Combined treatment of vascular endothelial growth factor and human neural stem cells in experimental focal cerebral ischemia

• Published in: Neuroscience research Vol. 53; no. 4; pp. 384 - 390
• Main Authors: Chu, Kon, Park, Kyung-Il, Lee, Soon-Tae, Jung, Keun-Hwa, Ko, Song-Yi, Kang, Lami, Sinn, Dong-In, Lee, Yong-Seok, Kim, Seung U., Kim, Manho, Roh, Jae-Kyu
• Format: Journal Article
• Language: English
• Published: Ireland Elsevier Ireland Ltd 01.12.2005
• Subjects: Animals; Brain - blood supply; Brain - pathology; Brain Ischemia - pathology; Brain Ischemia - therapy; Cell Line; Cell Transplantation; Focal ischemia; Humans; Male; Neural stem cell; Neurons - transplantation; Rats; Rats, Sprague-Dawley; Recovery; Recovery of Function; Stem Cell Transplantation; Transplantation; Vascular Endothelial Growth Factor A - therapeutic use; VEGF; Focal ischemia; Transplantation; Recovery; VEGF; Neural stem cell
• ISSN: 0168-0102; 1872-8111
• DOI: 10.1016/j.neures.2005.08.010

Recent studies have indicated the beneficial effects of vascular endothelial growth factor (VEGF), and transplanted neural stem cells (NSCs) in cerebral ischemia. We investigated the effects of the combined administration of NSCs and VEGF on focal cerebral ischemia in adult rats.

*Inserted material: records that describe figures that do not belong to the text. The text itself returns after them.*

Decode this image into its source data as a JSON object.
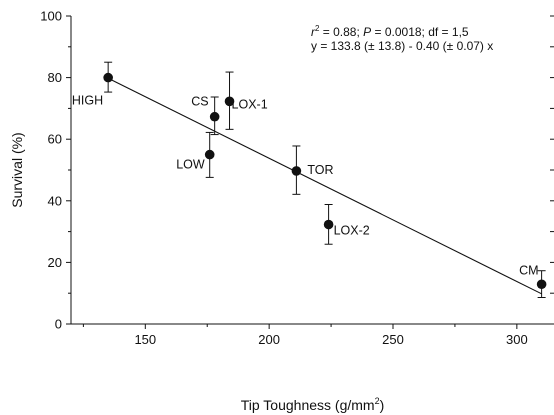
{
  "chart_data": {
    "type": "scatter",
    "title": "",
    "xlabel": {
      "main": "Tip Toughness (g/mm",
      "sup": "2",
      "close": ")"
    },
    "ylabel": "Survival (%)",
    "xlim": [
      120,
      315
    ],
    "ylim": [
      0,
      100
    ],
    "x_ticks": [
      150,
      200,
      250,
      300
    ],
    "y_ticks": [
      0,
      20,
      40,
      60,
      80,
      100
    ],
    "grid": false,
    "points": [
      {
        "label": "HIGH",
        "x": 135,
        "y": 80.0,
        "err_hi": 85.0,
        "err_lo": 75.3
      },
      {
        "label": "CS",
        "x": 178,
        "y": 67.3,
        "err_hi": 73.7,
        "err_lo": 61.5
      },
      {
        "label": "LOX-1",
        "x": 184,
        "y": 72.3,
        "err_hi": 81.8,
        "err_lo": 63.2
      },
      {
        "label": "LOW",
        "x": 176,
        "y": 55.0,
        "err_hi": 62.2,
        "err_lo": 47.6
      },
      {
        "label": "TOR",
        "x": 211,
        "y": 49.7,
        "err_hi": 57.8,
        "err_lo": 42.1
      },
      {
        "label": "LOX-2",
        "x": 224,
        "y": 32.3,
        "err_hi": 38.8,
        "err_lo": 25.9
      },
      {
        "label": "CM",
        "x": 310,
        "y": 12.9,
        "err_hi": 17.3,
        "err_lo": 8.6
      }
    ],
    "regression": {
      "slope": -0.4,
      "intercept": 133.8,
      "x_from": 135,
      "x_to": 310
    },
    "annotations": {
      "stats_line1": [
        "r",
        "2",
        " = 0.88; ",
        "P",
        " = 0.0018; df = 1,5"
      ],
      "stats_line2": "y = 133.8 (± 13.8) - 0.40 (± 0.07) x"
    }
  }
}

Four groups ( n = 12, respectively) – group 1 (ischemia-only), group 2 (ischemia + VEGF), group 3 (ischemia + NSCs) and group 4 (ischemia + NSCs + VEGF) – were compared. Human NSCs (HB1.F3), labeled with Lac Z + or PKH26, were given intravenously 24 h after surgery (5 × 10 6 cells). At 48 h after surgery, recombinant human VEGF (50 μg/kg) was infused intravenously (1 μg/(kg min)). Behavioral tests using the modified limb placing and rotarod tests were performed every week following ischemia. Immunohistochemistry for endothelial barrier antigen (EBA), VEGF and Nissl staining were performed at day 35 after ischemia. Group 4 showed better behavioral recovery at 7, 14 and 28 days than group 3 ( p = 0.020, 0.005 and 0.043, respectively). These functional recoveries were correlated with enhanced EBA immunoreactivities at day 35 after ischemia, especially in the ipsilesional striatum. Group 4 showed lesser degree of brain atrophy in cortex and striatum, when compared with other groups. The distribution of VEGF was not co-localized with NSCs. Our results suggest that VEGF may act synergistically on NSC-transplanted, ischemic brain via a pro-angiogenic effect.